Il existe des médicaments permettant de fluidifier le sang, appelés anticoagulants, qui sont utilisés avec succès chez les personnes présentant différents problèmes de coagulation, comme les personnes atteintes d'IC ayant également des battements cardiaques irréguliers (une arythmie appelée fibrillation auriculaire). À l'heure actuelle, il n'existe pas de données permettant de recommander l'utilisation d'anticoagulants pour éviter les problèmes de coagulation chez les personnes atteintes d'IC ayant des battements cardiaques réguliers (appelés rythme sinusal). Dans cette analyse, nous avons évalué les études ayant testé les anticoagulants chez ces personnes afin d'éviter la mort, les décès dus à des problèmes cardiaques et d'autres problèmes graves de coagulation.

Comment avons-nous identifié et évalué les données probantes ?

Nous avons effectué des recherches dans les bases de données électroniques d'études (CENTRAL, MEDLINE et Embase). Nous avons recherché des études randomisées (comme à pile ou face) comparant des comprimés anticoagulants à l'absence de traitement ou à un placebo (comprimé sans médicament à l'intérieur) chez des personnes atteintes d'IC en rythme sinusal.

Qu’avons-nous trouvé ?

Nous avons trouvé trois essais randomisés, avec 5498 participants, que nous avons utilisés pour l'analyse.

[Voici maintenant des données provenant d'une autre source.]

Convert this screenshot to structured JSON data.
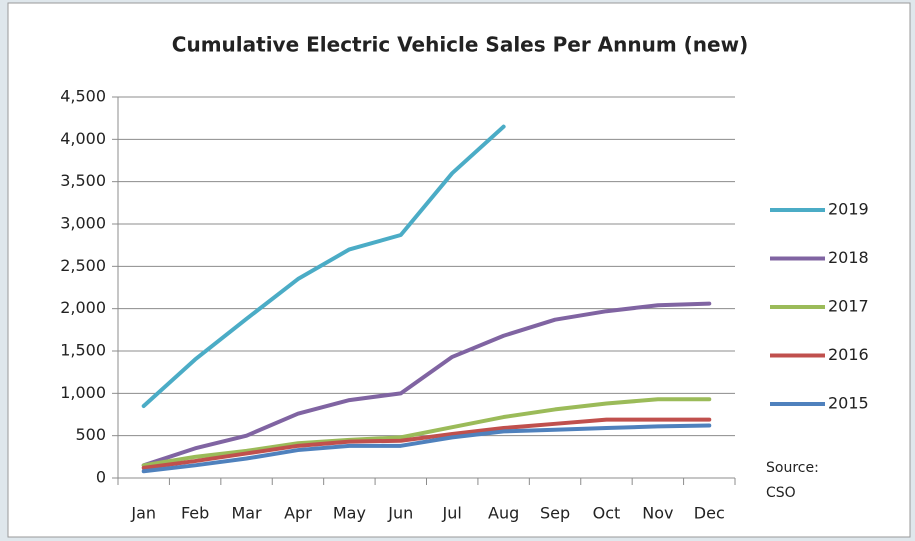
{
  "chart_data": {
    "type": "line",
    "title": "Cumulative Electric Vehicle Sales Per Annum (new)",
    "categories": [
      "Jan",
      "Feb",
      "Mar",
      "Apr",
      "May",
      "Jun",
      "Jul",
      "Aug",
      "Sep",
      "Oct",
      "Nov",
      "Dec"
    ],
    "series": [
      {
        "name": "2019",
        "color": "#4bacc6",
        "values": [
          850,
          1400,
          1880,
          2350,
          2700,
          2870,
          3600,
          4150,
          null,
          null,
          null,
          null
        ]
      },
      {
        "name": "2018",
        "color": "#8064a2",
        "values": [
          150,
          350,
          500,
          760,
          920,
          1000,
          1430,
          1680,
          1870,
          1970,
          2040,
          2060
        ]
      },
      {
        "name": "2017",
        "color": "#9bbb59",
        "values": [
          150,
          250,
          320,
          410,
          450,
          480,
          600,
          720,
          810,
          880,
          930,
          930
        ]
      },
      {
        "name": "2016",
        "color": "#c0504d",
        "values": [
          120,
          200,
          290,
          380,
          430,
          440,
          520,
          590,
          640,
          690,
          690,
          690
        ]
      },
      {
        "name": "2015",
        "color": "#4f81bd",
        "values": [
          80,
          150,
          230,
          330,
          380,
          380,
          480,
          550,
          570,
          590,
          610,
          620
        ]
      }
    ],
    "ylim": [
      0,
      4500
    ],
    "yticks": [
      0,
      500,
      {
        "value": 1000,
        "label": "1,000"
      },
      {
        "value": 1500,
        "label": "1,500"
      },
      {
        "value": 2000,
        "label": "2,000"
      },
      {
        "value": 2500,
        "label": "2,500"
      },
      {
        "value": 3000,
        "label": "3,000"
      },
      {
        "value": 3500,
        "label": "3,500"
      },
      {
        "value": 4000,
        "label": "4,000"
      },
      {
        "value": 4500,
        "label": "4,500"
      }
    ],
    "grid": true,
    "legend": "right",
    "source": [
      "Source:",
      "CSO"
    ]
  }
}
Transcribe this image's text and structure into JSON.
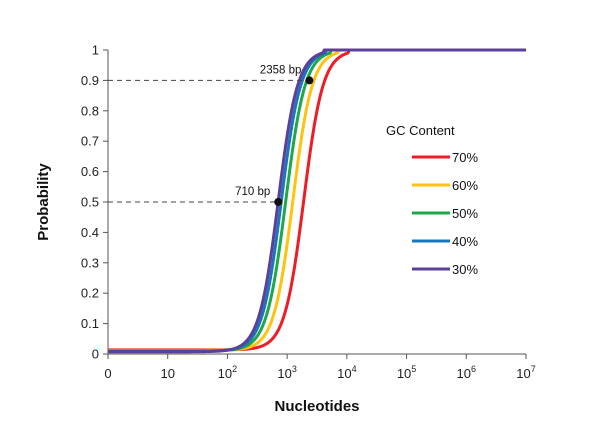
{
  "chart_data": {
    "type": "line",
    "xlabel": "Nucleotides",
    "ylabel": "Probability",
    "x_scale": "log",
    "xlim": [
      1,
      10000000
    ],
    "ylim": [
      0,
      1
    ],
    "x_ticks": [
      {
        "value": 1,
        "base": "0",
        "exp": ""
      },
      {
        "value": 10,
        "base": "10",
        "exp": ""
      },
      {
        "value": 100,
        "base": "10",
        "exp": "2"
      },
      {
        "value": 1000,
        "base": "10",
        "exp": "3"
      },
      {
        "value": 10000,
        "base": "10",
        "exp": "4"
      },
      {
        "value": 100000,
        "base": "10",
        "exp": "5"
      },
      {
        "value": 1000000,
        "base": "10",
        "exp": "6"
      },
      {
        "value": 10000000,
        "base": "10",
        "exp": "7"
      }
    ],
    "y_ticks": [
      "0",
      "0.1",
      "0.2",
      "0.3",
      "0.4",
      "0.5",
      "0.6",
      "0.7",
      "0.8",
      "0.9",
      "1"
    ],
    "grid": false,
    "legend_title": "GC Content",
    "legend_position": "right",
    "series": [
      {
        "name": "70%",
        "color": "#ee1c25",
        "midpoint": 1900,
        "points": [
          [
            1,
            0.005
          ],
          [
            10,
            0.012
          ],
          [
            100,
            0.06
          ],
          [
            300,
            0.18
          ],
          [
            1000,
            0.36
          ],
          [
            1900,
            0.5
          ],
          [
            3000,
            0.66
          ],
          [
            5000,
            0.87
          ],
          [
            8000,
            0.99
          ],
          [
            10000,
            1
          ],
          [
            10000000,
            1
          ]
        ]
      },
      {
        "name": "60%",
        "color": "#ffc20e",
        "midpoint": 1250,
        "points": [
          [
            1,
            0.006
          ],
          [
            10,
            0.015
          ],
          [
            100,
            0.08
          ],
          [
            300,
            0.22
          ],
          [
            700,
            0.36
          ],
          [
            1250,
            0.5
          ],
          [
            2200,
            0.7
          ],
          [
            3500,
            0.88
          ],
          [
            6000,
            0.99
          ],
          [
            8000,
            1
          ],
          [
            10000000,
            1
          ]
        ]
      },
      {
        "name": "50%",
        "color": "#1ea84a",
        "midpoint": 950,
        "points": [
          [
            1,
            0.007
          ],
          [
            10,
            0.018
          ],
          [
            100,
            0.09
          ],
          [
            300,
            0.26
          ],
          [
            600,
            0.4
          ],
          [
            950,
            0.5
          ],
          [
            1800,
            0.76
          ],
          [
            3000,
            0.92
          ],
          [
            5000,
            1
          ],
          [
            10000000,
            1
          ]
        ]
      },
      {
        "name": "40%",
        "color": "#1b75bc",
        "midpoint": 800,
        "points": [
          [
            1,
            0.008
          ],
          [
            10,
            0.02
          ],
          [
            100,
            0.1
          ],
          [
            300,
            0.28
          ],
          [
            550,
            0.42
          ],
          [
            800,
            0.5
          ],
          [
            1600,
            0.78
          ],
          [
            2700,
            0.94
          ],
          [
            4500,
            1
          ],
          [
            10000000,
            1
          ]
        ]
      },
      {
        "name": "30%",
        "color": "#5b3f99",
        "midpoint": 710,
        "points": [
          [
            1,
            0.008
          ],
          [
            10,
            0.02
          ],
          [
            100,
            0.1
          ],
          [
            300,
            0.3
          ],
          [
            500,
            0.42
          ],
          [
            710,
            0.5
          ],
          [
            1500,
            0.8
          ],
          [
            2358,
            0.9
          ],
          [
            4000,
            1
          ],
          [
            10000000,
            1
          ]
        ]
      }
    ],
    "annotations": [
      {
        "label": "2358 bp",
        "x": 2358,
        "y": 0.9
      },
      {
        "label": "710 bp",
        "x": 710,
        "y": 0.5
      }
    ]
  }
}
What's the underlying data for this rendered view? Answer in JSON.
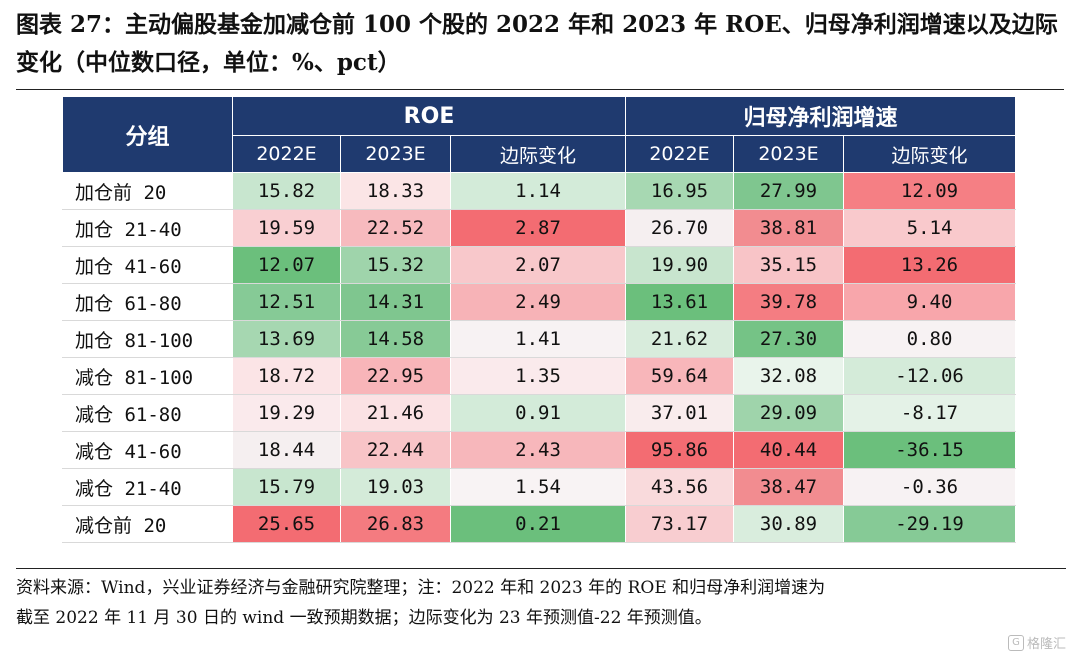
{
  "title": "图表 27：主动偏股基金加减仓前 100 个股的 2022 年和 2023 年 ROE、归母净利润增速以及边际变化（中位数口径，单位：%、pct）",
  "table": {
    "group_col_label": "分组",
    "section_labels": [
      "ROE",
      "归母净利润增速"
    ],
    "sub_headers": [
      "2022E",
      "2023E",
      "边际变化",
      "2022E",
      "2023E",
      "边际变化"
    ],
    "rows": [
      {
        "label": "加仓前 20",
        "values": [
          "15.82",
          "18.33",
          "1.14",
          "16.95",
          "27.99",
          "12.09"
        ],
        "colors": [
          "#c8e6cf",
          "#fbe5e6",
          "#d3ebd9",
          "#a7d8b2",
          "#7fc68f",
          "#f57f84"
        ]
      },
      {
        "label": "加仓 21-40",
        "values": [
          "19.59",
          "22.52",
          "2.87",
          "26.70",
          "38.81",
          "5.14"
        ],
        "colors": [
          "#f9cfd2",
          "#f7babe",
          "#f36c72",
          "#f5eff0",
          "#f28c90",
          "#f9c9cc"
        ]
      },
      {
        "label": "加仓 41-60",
        "values": [
          "12.07",
          "15.32",
          "2.07",
          "19.90",
          "35.15",
          "13.26"
        ],
        "colors": [
          "#6bbf7c",
          "#9fd4ab",
          "#f8c8cb",
          "#c8e5ce",
          "#f8c4c7",
          "#f36c72"
        ]
      },
      {
        "label": "加仓 61-80",
        "values": [
          "12.51",
          "14.31",
          "2.49",
          "13.61",
          "39.78",
          "9.40"
        ],
        "colors": [
          "#86ca96",
          "#7fc68f",
          "#f7b3b7",
          "#6bbf7c",
          "#f47d82",
          "#f8a6ab"
        ]
      },
      {
        "label": "加仓 81-100",
        "values": [
          "13.69",
          "14.58",
          "1.41",
          "21.62",
          "27.30",
          "0.80"
        ],
        "colors": [
          "#a6d7b1",
          "#87ca96",
          "#f7f2f3",
          "#d8ecdc",
          "#75c386",
          "#f7f2f3"
        ]
      },
      {
        "label": "减仓 81-100",
        "values": [
          "18.72",
          "22.95",
          "1.35",
          "59.64",
          "32.08",
          "-12.06"
        ],
        "colors": [
          "#fbe4e6",
          "#f8b5b9",
          "#faeaec",
          "#f8b6ba",
          "#e9f4eb",
          "#d4ebd9"
        ]
      },
      {
        "label": "减仓 61-80",
        "values": [
          "19.29",
          "21.46",
          "0.91",
          "37.01",
          "29.09",
          "-8.17"
        ],
        "colors": [
          "#faeaec",
          "#fbe2e4",
          "#d3ebd9",
          "#f9eced",
          "#9fd4ab",
          "#e4f2e7"
        ]
      },
      {
        "label": "减仓 41-60",
        "values": [
          "18.44",
          "22.44",
          "2.43",
          "95.86",
          "40.44",
          "-36.15"
        ],
        "colors": [
          "#f5eff0",
          "#f8c4c7",
          "#f7b7bb",
          "#f36c72",
          "#f36c72",
          "#6bbf7c"
        ]
      },
      {
        "label": "减仓 21-40",
        "values": [
          "15.79",
          "19.03",
          "1.54",
          "43.56",
          "38.47",
          "-0.36"
        ],
        "colors": [
          "#c8e6cf",
          "#d4ebd9",
          "#f8f3f4",
          "#f9dadc",
          "#f28c90",
          "#f7f2f3"
        ]
      },
      {
        "label": "减仓前 20",
        "values": [
          "25.65",
          "26.83",
          "0.21",
          "73.17",
          "30.89",
          "-29.19"
        ],
        "colors": [
          "#f36c72",
          "#f47b80",
          "#6bbf7c",
          "#f8cdd0",
          "#d9eddd",
          "#86ca96"
        ]
      }
    ]
  },
  "footnote": {
    "line1": "资料来源：Wind，兴业证券经济与金融研究院整理；注：2022 年和 2023 年的 ROE 和归母净利润增速为",
    "line2": "截至 2022 年 11 月 30 日的 wind 一致预期数据；边际变化为 23 年预测值-22 年预测值。"
  },
  "watermark": {
    "text": "格隆汇",
    "icon": "gelonghui-logo-icon"
  }
}
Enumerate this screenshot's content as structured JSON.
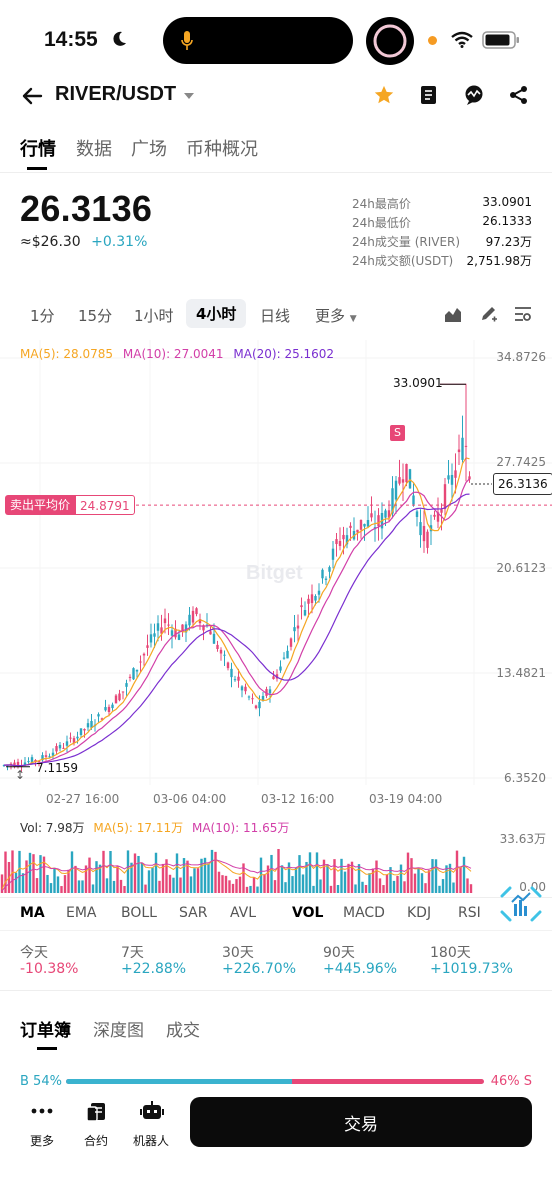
{
  "status": {
    "time": "14:55"
  },
  "header": {
    "pair": "RIVER/USDT"
  },
  "tabs": [
    "行情",
    "数据",
    "广场",
    "币种概况"
  ],
  "price": {
    "last": "26.3136",
    "fiat": "≈$26.30",
    "change": "+0.31%"
  },
  "stats": [
    {
      "label": "24h最高价",
      "value": "33.0901"
    },
    {
      "label": "24h最低价",
      "value": "26.1333"
    },
    {
      "label": "24h成交量 (RIVER)",
      "value": "97.23万"
    },
    {
      "label": "24h成交额(USDT)",
      "value": "2,751.98万"
    }
  ],
  "timeframes": [
    "1分",
    "15分",
    "1小时",
    "4小时",
    "日线",
    "更多"
  ],
  "chart": {
    "ma_legend": {
      "ma5": "MA(5): 28.0785",
      "ma10": "MA(10): 27.0041",
      "ma20": "MA(20): 25.1602"
    },
    "y_ticks": [
      "34.8726",
      "27.7425",
      "20.6123",
      "13.4821",
      "6.3520"
    ],
    "x_ticks": [
      "02-27 16:00",
      "03-06 04:00",
      "03-12 16:00",
      "03-19 04:00"
    ],
    "high_label": "33.0901",
    "low_label": "7.1159",
    "current_tag": "26.3136",
    "sell_avg_label": "卖出平均价",
    "sell_avg_value": "24.8791",
    "s_marker": "S",
    "watermark": "Bitget"
  },
  "volume": {
    "legend": {
      "vol": "Vol: 7.98万",
      "ma5": "MA(5): 17.11万",
      "ma10": "MA(10): 11.65万"
    },
    "y_ticks": [
      "33.63万",
      "0.00"
    ]
  },
  "indicators": [
    "MA",
    "EMA",
    "BOLL",
    "SAR",
    "AVL",
    "VOL",
    "MACD",
    "KDJ",
    "RSI"
  ],
  "performance": [
    {
      "label": "今天",
      "value": "-10.38%"
    },
    {
      "label": "7天",
      "value": "+22.88%"
    },
    {
      "label": "30天",
      "value": "+226.70%"
    },
    {
      "label": "90天",
      "value": "+445.96%"
    },
    {
      "label": "180天",
      "value": "+1019.73%"
    }
  ],
  "orderbook_tabs": [
    "订单簿",
    "深度图",
    "成交"
  ],
  "ratio": {
    "buy": "B 54%",
    "sell": "46% S",
    "buy_fraction": 0.54
  },
  "bottom_nav": [
    "更多",
    "合约",
    "机器人"
  ],
  "trade_button": "交易",
  "colors": {
    "up": "#2aa6c0",
    "down": "#e74777",
    "ma5": "#f5a623",
    "ma10": "#d23fa8",
    "ma20": "#7a2fd0",
    "star": "#f5a623"
  }
}
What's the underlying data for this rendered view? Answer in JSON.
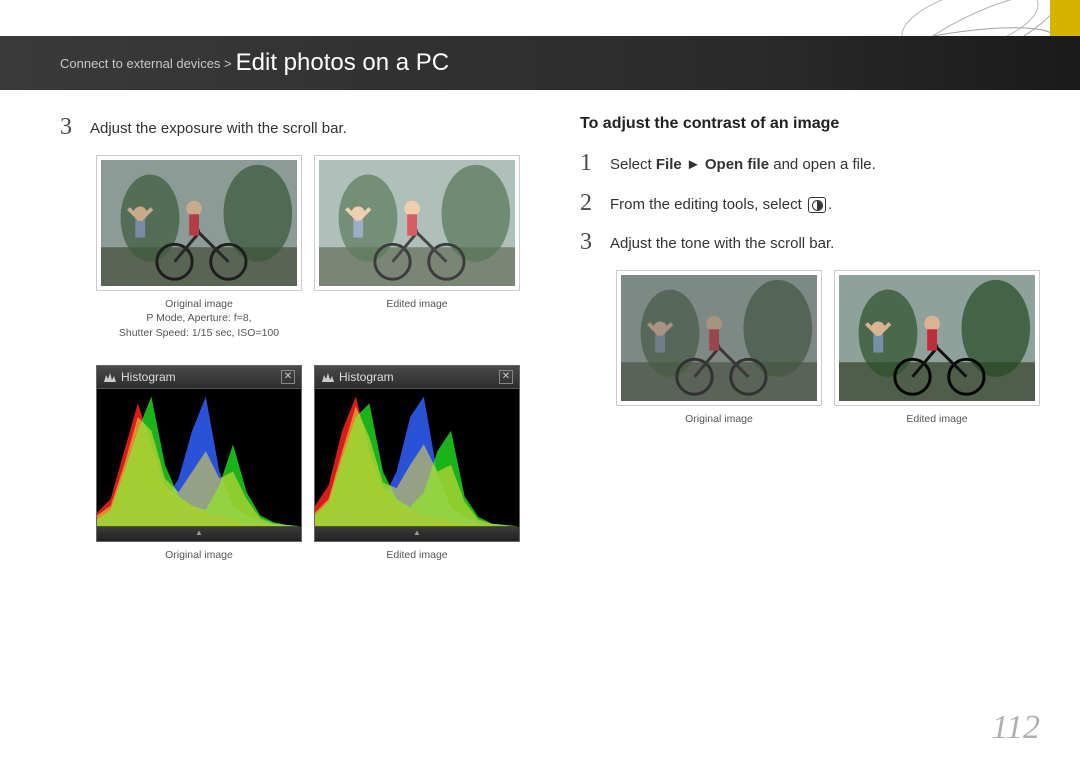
{
  "header": {
    "breadcrumb": "Connect to external devices >",
    "title": "Edit photos on a PC",
    "accent_color": "#d4b400"
  },
  "left_column": {
    "step3_num": "3",
    "step3_text": "Adjust the exposure with the scroll bar.",
    "photo_pair": {
      "original": {
        "caption_line1": "Original image",
        "caption_line2": "P Mode, Aperture: f=8,",
        "caption_line3": "Shutter Speed: 1/15 sec, ISO=100"
      },
      "edited": {
        "caption_line1": "Edited image"
      }
    },
    "histogram_pair": {
      "panel_title": "Histogram",
      "original_caption": "Original image",
      "edited_caption": "Edited image",
      "colors": {
        "red": "#ff2020",
        "green": "#20e020",
        "blue": "#3060ff",
        "yellow": "#f0e040",
        "white": "#ffffff"
      },
      "original_curves": {
        "red": [
          10,
          20,
          55,
          90,
          60,
          30,
          20,
          15,
          10,
          8,
          5,
          3,
          2,
          1,
          0,
          0
        ],
        "green": [
          5,
          12,
          40,
          70,
          95,
          45,
          22,
          15,
          12,
          30,
          60,
          25,
          8,
          3,
          1,
          0
        ],
        "blue": [
          2,
          6,
          18,
          35,
          25,
          18,
          35,
          70,
          95,
          40,
          15,
          8,
          4,
          2,
          1,
          0
        ],
        "lum": [
          8,
          15,
          45,
          80,
          70,
          35,
          25,
          40,
          55,
          35,
          40,
          20,
          6,
          2,
          1,
          0
        ]
      },
      "edited_curves": {
        "red": [
          15,
          30,
          70,
          95,
          55,
          28,
          18,
          12,
          8,
          6,
          4,
          2,
          1,
          0,
          0,
          0
        ],
        "green": [
          8,
          18,
          50,
          80,
          90,
          40,
          20,
          14,
          25,
          55,
          70,
          22,
          7,
          2,
          1,
          0
        ],
        "blue": [
          3,
          8,
          22,
          40,
          28,
          20,
          40,
          80,
          95,
          38,
          14,
          7,
          3,
          1,
          0,
          0
        ],
        "lum": [
          10,
          20,
          55,
          88,
          65,
          32,
          28,
          45,
          60,
          40,
          45,
          18,
          5,
          2,
          1,
          0
        ]
      }
    }
  },
  "right_column": {
    "section_title": "To adjust the contrast of an image",
    "step1_num": "1",
    "step1_pre": "Select ",
    "step1_bold": "File ► Open file",
    "step1_post": " and open a file.",
    "step2_num": "2",
    "step2_pre": "From the editing tools, select ",
    "step2_post": ".",
    "step3_num": "3",
    "step3_text": "Adjust the tone with the scroll bar.",
    "photo_pair": {
      "original_caption": "Original image",
      "edited_caption": "Edited image"
    }
  },
  "page_number": "112"
}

Qu’est-ce que cela signifie?

Sur la base des trois essais randomisés, nous ne sommes pas certains du risque de décès entre les personnes qui ont pris de la warfarine et celles qui n'en ont pas pris. Cependant, les personnes ayant pris de la warfarine ont pu être plus susceptibles de présenter des épisodes d'hémorragie majeure. Les données probantes suggèrent qu'il n'y a pas de différence dans le risque de décès entre les personnes qui prennent du rivaroxaban et celles qui n'en prennent pas. Le rivaroxaban a probablement réduit le risque d'accident vasculaire cérébral, mais le risque d'épisodes d'hémorragie majeure était plus élevé que chez les personnes ne prenant pas de rivaroxaban.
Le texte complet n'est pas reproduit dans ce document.